Knicks – Sixers Notes: Julius Randle didn’t keep up with the times
An NBA season is about the games, the guys watching and talking about them, and the guys watching and appreciating them. A possible revenge after a youth spent collecting zeros, and anyway, a perfect opportunity to drop a kilo. Once again this season, Team Notes will delight you with its inexhaustible imagination as it tries to talk a little about basketball, even on Christmas. A chick?
The game went three and a half quarters, which is too bad for the Knicks and good for the Sixers’ current streak. Want a summary? You will have a summary. Want to highlight? It’s easy to find. Statistics? They are here. So what’s missing for the perfect coverage? Match ratings, that is, towards match ratings.
Jalen Brunson (7): he’s three inches off the floor, never from the right side, and takes 120% of his layups, but how effective. 23 points and 11 assists over 50%, Jalen is the point guard the Knicks need, a guy who only opens it up when needed and plays BASKETBALL, yes, plays with capital letters.
RJ Barrett (6): he sometimes showed muscles, suggested to himself a face to face All of Pennsylvania at the end of the match, but we found RJ in particular sending bricks tonight (6/21). He’s not going to put up 44 points every night, he’s still not the best Canadian in the NBA.
Julius Randle (7): an incredible first half with big shots, drives to make LeBron look like a skinny guy, and after two and a half quarters, the guy was already in his thirties. A bit off at the end of the match, he still finishes at 35/8/4/2, but we clearly get the impression that he could have finished at 45.
Quentin Grimes (5): it’s still a starter in this new Knicks 2022 version, I’m not sure it’s worth growing white hair on Evan Fournier. Correct fit but nothing else, looks like I’d rate a 5th in EPS.
Mitchell Robinson (6): 10 points, 16 rebounds and 3 blocks. Mitchell Robinson is DeAndre Jordan, but the DeAndre Jordan of 2015.
Immanuel Quickley (5): we still don’t know if those legs are long or very short.
Miles McBride (-): we enjoyed her winter body for five minutes.
Isaiah Hartenstein (4): A bad match, but an incredible tackle on James Harden at the end of the match. Gaël Fickou confirmed live.
Jericho Sims (5): In the new version of The Sim’s, the goal of the game is to get as many rebounds as there are glitches.
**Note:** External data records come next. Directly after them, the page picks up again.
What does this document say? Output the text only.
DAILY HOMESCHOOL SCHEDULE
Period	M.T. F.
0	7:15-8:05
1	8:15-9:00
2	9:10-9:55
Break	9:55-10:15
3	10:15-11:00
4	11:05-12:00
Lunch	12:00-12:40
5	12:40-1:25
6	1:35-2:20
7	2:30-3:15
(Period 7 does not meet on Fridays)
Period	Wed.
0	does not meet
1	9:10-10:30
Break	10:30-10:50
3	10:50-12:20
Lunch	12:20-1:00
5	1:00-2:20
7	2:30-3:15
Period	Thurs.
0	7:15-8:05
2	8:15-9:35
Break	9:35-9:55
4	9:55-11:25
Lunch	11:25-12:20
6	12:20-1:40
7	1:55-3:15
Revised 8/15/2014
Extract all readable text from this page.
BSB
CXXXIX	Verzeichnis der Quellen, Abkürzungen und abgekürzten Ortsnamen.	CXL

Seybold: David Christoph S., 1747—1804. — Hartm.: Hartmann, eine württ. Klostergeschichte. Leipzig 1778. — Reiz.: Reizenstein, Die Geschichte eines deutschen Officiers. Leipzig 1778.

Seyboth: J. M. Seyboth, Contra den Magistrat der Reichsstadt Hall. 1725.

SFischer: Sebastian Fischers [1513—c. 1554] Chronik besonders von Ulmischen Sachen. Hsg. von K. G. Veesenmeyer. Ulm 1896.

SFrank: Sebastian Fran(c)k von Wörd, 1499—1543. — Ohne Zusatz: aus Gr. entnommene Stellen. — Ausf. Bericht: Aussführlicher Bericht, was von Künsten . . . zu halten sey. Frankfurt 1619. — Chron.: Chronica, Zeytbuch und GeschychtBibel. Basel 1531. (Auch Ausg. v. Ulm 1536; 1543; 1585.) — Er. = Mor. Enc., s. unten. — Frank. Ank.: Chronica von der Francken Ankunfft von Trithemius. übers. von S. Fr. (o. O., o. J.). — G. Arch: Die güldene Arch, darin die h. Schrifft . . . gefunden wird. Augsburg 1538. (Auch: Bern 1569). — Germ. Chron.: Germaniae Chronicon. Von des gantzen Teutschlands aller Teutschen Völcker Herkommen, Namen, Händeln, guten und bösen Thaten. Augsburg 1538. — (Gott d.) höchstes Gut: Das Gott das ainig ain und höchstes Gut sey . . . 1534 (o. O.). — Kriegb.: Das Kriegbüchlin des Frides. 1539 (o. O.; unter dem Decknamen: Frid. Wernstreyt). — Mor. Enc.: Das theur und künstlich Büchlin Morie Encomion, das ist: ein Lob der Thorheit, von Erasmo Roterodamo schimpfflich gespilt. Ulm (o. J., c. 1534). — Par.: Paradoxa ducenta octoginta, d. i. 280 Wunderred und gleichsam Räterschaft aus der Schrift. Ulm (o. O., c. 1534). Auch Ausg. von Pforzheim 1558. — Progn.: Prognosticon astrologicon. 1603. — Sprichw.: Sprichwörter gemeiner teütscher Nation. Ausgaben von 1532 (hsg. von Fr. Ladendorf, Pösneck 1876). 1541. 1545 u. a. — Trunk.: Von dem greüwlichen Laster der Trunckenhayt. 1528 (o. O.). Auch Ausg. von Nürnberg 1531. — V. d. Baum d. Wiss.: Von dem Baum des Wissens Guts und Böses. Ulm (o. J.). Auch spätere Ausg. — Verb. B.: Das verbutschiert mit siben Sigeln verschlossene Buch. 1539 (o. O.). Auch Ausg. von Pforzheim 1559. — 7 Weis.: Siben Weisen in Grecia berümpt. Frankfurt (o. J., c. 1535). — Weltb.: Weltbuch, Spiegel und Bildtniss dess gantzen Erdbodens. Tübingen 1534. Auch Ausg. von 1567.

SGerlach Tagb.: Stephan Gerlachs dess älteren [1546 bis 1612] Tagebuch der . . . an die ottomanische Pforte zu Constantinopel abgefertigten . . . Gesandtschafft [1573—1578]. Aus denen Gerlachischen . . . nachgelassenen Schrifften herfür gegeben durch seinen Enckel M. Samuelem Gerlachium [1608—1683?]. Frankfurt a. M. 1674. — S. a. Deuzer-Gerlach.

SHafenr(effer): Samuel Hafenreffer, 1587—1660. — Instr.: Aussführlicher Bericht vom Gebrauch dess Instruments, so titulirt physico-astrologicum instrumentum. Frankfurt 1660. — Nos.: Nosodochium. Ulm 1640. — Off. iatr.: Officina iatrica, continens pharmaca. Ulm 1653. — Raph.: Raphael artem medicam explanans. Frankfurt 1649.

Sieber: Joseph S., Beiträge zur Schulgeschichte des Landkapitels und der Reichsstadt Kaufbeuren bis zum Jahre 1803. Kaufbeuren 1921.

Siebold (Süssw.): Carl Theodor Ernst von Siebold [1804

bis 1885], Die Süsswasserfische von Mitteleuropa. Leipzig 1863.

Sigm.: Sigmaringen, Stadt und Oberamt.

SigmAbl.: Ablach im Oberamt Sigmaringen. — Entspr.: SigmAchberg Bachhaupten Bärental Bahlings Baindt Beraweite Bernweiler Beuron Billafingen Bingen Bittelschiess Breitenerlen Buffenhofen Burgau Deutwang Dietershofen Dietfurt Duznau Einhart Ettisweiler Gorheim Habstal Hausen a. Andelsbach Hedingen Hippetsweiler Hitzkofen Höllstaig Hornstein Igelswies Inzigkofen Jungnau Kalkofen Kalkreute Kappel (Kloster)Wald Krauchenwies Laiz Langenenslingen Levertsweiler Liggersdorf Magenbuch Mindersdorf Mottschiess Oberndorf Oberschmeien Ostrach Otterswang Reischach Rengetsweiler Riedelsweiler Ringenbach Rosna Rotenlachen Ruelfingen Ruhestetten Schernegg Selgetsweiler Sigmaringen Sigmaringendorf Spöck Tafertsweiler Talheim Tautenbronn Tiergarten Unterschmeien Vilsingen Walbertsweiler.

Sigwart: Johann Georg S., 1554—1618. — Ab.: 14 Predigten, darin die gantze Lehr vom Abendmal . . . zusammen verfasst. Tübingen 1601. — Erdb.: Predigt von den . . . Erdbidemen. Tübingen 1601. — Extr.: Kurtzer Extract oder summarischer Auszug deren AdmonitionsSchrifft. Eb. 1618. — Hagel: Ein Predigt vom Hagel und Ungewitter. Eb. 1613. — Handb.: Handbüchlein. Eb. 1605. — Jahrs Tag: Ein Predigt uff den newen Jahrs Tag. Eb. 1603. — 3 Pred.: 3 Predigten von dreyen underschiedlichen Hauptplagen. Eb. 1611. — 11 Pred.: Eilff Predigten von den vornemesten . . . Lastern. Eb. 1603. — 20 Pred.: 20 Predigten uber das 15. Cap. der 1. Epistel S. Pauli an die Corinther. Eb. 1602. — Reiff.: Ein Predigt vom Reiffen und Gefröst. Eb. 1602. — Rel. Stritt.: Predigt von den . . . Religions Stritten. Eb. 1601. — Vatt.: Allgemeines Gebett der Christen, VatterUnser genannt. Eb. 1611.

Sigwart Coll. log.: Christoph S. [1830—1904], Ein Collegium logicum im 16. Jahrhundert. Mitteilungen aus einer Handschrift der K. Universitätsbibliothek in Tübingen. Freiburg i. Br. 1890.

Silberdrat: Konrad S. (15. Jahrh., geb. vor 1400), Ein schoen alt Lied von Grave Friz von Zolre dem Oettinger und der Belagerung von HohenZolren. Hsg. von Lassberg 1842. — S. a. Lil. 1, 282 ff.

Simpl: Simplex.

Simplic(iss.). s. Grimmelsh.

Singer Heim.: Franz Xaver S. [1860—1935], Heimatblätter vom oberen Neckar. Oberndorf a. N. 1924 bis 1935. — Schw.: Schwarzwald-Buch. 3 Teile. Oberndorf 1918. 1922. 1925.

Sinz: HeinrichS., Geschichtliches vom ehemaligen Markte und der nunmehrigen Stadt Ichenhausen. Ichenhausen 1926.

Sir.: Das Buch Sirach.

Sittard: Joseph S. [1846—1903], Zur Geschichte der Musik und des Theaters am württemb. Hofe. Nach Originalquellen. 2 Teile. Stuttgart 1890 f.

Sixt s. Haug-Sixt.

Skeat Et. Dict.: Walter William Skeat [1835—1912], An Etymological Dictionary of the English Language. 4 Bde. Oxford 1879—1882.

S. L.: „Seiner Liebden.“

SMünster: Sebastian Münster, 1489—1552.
Evan Fournier (-): In the Knicks’ official Christmas Day launch photo, Evan rides a scooter in the far background of the photo. That’s it, that’s all.
Joel Embiid (8): complicated beginnings, the middle of the second is complicated, but in the end he always scores 35 pawns and V to mark the victory. From Joel Embiid in the text.
James Harden (8): it’s like a mosquito hovering around you that you want to squash between two flip-flops, but it always bites you on the nose. 29 points, 13 assists, 4 steals, all on offense.
Tobias Harris (4): Two moves were completed on Jalen Brunson in transition and the rest of the time…we didn’t see it. And you? No? Don’t you too?
PJ Tucker (5): the smoke from the incense stick at the beginning of the match evaporated like the smell of raw ham. Two quick breakdowns, spent 20 minutes in the hood and then back to work. If you haven’t seen him tonight, you’re just a normal person.
De’Anthony Melton (6): Few people talk about it, but the real ones know. De’Anthony Melton is a bit like the Figol of the NBA, whose talent only the most deserving pucks know about. Five more threes tonight and that perfect role player status for Doc Rivers.
Daniel House Jr. (4): ten minutes at the club. Then in the Clubhouse.
George Niang (6): he is asked to shoot so that he also shoots. Unlike the Sender who is asked not to steal. Clutch at will, it was more George of the Garden than George of the Jungle.
Shake Milton (5): took time to score, but eventually got there. Shake at the wrong time.
Montrezl Harrell (4): we’d happily take him alligator hunting with our bare hands, but we’ll be back for basketball.